When patients have high blood pressure, the blood vessel wall resists that force by growing thicker. But as the inside of the vessel narrows, the pressure and the risk of either rupture or blockage increase. Surgeons can bypass the damage to an artery with a vessel graft—a section of transplanted or prosthetic blood vessel that redirects blood flow around the damaged stretch of artery. Because veins are plentiful, they are a common source of grafts, but they aren’t built to withstand the same pressures as arteries. Synthetic grafts made of such plastics as Teflon are stronger, but they also fail over time.

Niklason is growing arteries from the body’s own smooth muscle cells instead. The cells are the seeds from which tissue will grow, but they need more than a Petri dish to grow into fully formed and functional vessels. Niklason harvests smooth muscle cells from donated tissue, seeds the cells on a biodegradable scaffold, and exposes them to mechanical and chemical cues that induce tissue growth.
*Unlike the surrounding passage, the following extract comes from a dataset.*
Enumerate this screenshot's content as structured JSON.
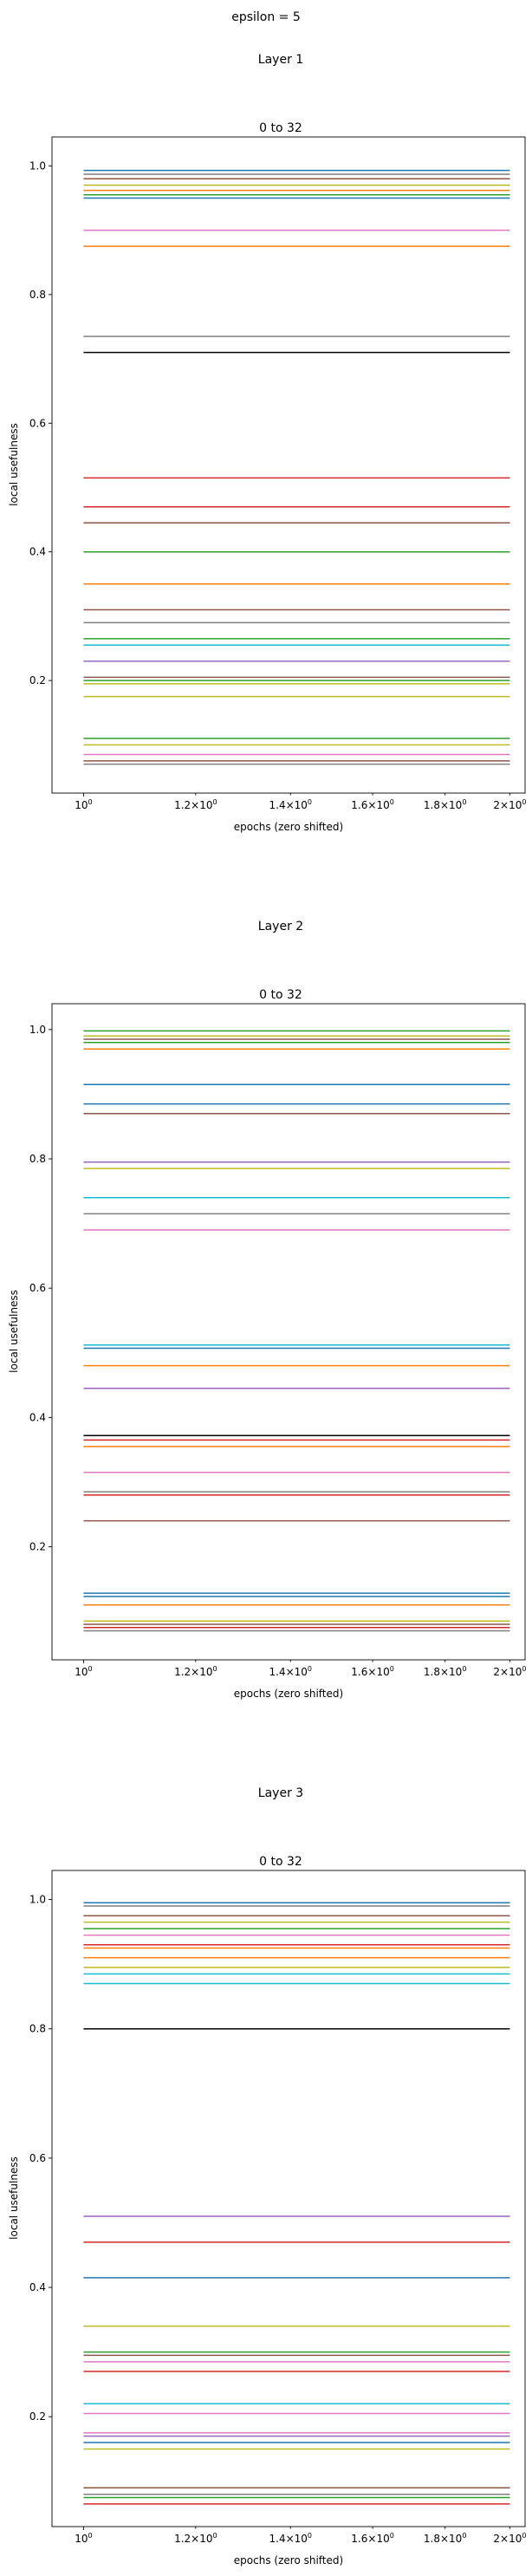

These are not the exact instructions that the cells would have received from a naturally occurring extracellular matrix, but they’re close enough. “The biological system for regeneration is robust enough that we don’t have to get it exactly perfect,” said Niklason.

As the muscle cells proliferate, the degradable polymer mesh that guided their growth disappears and is replaced by connective tissue—an extracellular matrix laid down by the cells themselves. Before the grafts are implanted, the cells, which contain the majority of the immunogenic cues, are removed, leaving behind a tube that will serve as a new artery.

Ideally, the graft will be repopulated by the host cells, which will produce their own mesh of protein-rich extracellular matrix. Over time the tissue will remodel until the graft that was implanted isn’t really there any longer: it has been completely replaced by host tissue. “That,” said Niklason, “is regeneration in the truest sense.”